The particular attributes of the refugee domain, such as the area covering the ultra-vulnerable refugee population, have its own dedicated social interpretative and shaping dynamics. Refugees, through the general social processes, are able to access and take advantage of the global market produced technological artifacts, such as mobile phones and the internet. To a minuscule degree they also contribute to the shaping of these products. Owing to the particularities of this – ultra-vulnerable – social group they can genuinely perceive and can also become suppliers of technological artifact to their own need. These solutions are not to be understood here as high-end products; rather solutions adapted or compiled from the general market but with the insider’s advantage to market its sub-version.

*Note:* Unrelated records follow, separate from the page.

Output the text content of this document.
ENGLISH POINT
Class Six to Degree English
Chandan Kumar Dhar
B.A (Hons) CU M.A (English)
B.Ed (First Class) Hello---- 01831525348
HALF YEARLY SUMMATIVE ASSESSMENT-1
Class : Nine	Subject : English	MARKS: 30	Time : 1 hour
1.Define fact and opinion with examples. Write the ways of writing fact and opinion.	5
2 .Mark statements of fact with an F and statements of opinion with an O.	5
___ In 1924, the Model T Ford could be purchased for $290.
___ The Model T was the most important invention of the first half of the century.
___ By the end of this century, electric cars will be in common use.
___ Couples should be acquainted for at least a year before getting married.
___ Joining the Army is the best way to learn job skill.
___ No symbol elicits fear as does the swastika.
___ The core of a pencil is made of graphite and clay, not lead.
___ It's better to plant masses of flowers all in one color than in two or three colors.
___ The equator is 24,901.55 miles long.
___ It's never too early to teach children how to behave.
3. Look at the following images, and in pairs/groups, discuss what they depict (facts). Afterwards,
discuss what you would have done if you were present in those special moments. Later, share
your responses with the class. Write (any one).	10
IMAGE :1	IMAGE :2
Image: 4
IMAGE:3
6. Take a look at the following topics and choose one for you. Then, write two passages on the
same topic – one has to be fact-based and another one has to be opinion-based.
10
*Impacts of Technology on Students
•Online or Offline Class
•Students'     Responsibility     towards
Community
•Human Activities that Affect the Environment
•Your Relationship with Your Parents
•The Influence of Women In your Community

The category centre to this article is the social process that manifests between the suppliers and the refugees, with the inclusion of the humanitarian agents. The linkage that then impacts the development and control of the technological artifact creation and deployment rests on the humanitarian agents’ interpretation of the refugees’ needs, expectations. The thereby silhouetted humanitarian goals will formulate the baseline information that will define the choice and employment of the solution. The attention of this article is directed on the segment where the humanitarian agent interacts with the technology-based solution and its supplier; to what extent the SST model’s attributes are being manifested – in policy development (a technology-aware innovation policy and innovation cycle) and the understanding and choice of solution (based on an technology-aware assessment scheme).
Defining the needs of the population of concern is an initial step to embark on finding corresponding technology-based solutions. Most of the applied solutions are building on already invented formulas and being adapted to particular needs. Yet to ensure that the right mainstreamed solution is being employed or a new potential solution is being endeavored, an out-and-out apprehension is innate in reference to the interpreted value-needs/gaps of the displaced persons.
This social shaping discourse intends to direct attention to the social processes that the refugee protection domain similarly witnesses. Refugee protection practices also employ technology. Moreover, technology is even being used not just through the deployment of humanitarian actors, but by way of the general social processes the refugees are subject to. Practices of agencies and entities within the refugee domain can be also interpreted within the linear and the SST models.
This article emphasizes the need that technology-based solutions should be looked at beyond the linear perception. Proper technology-aware policies need to be developed that capture the need to understand what shapes technology, and the potential ways of how envisaged impacts can be achieved and their processes controlled. Policies are stipulated to include a scheme or mechanism that ensures such insights.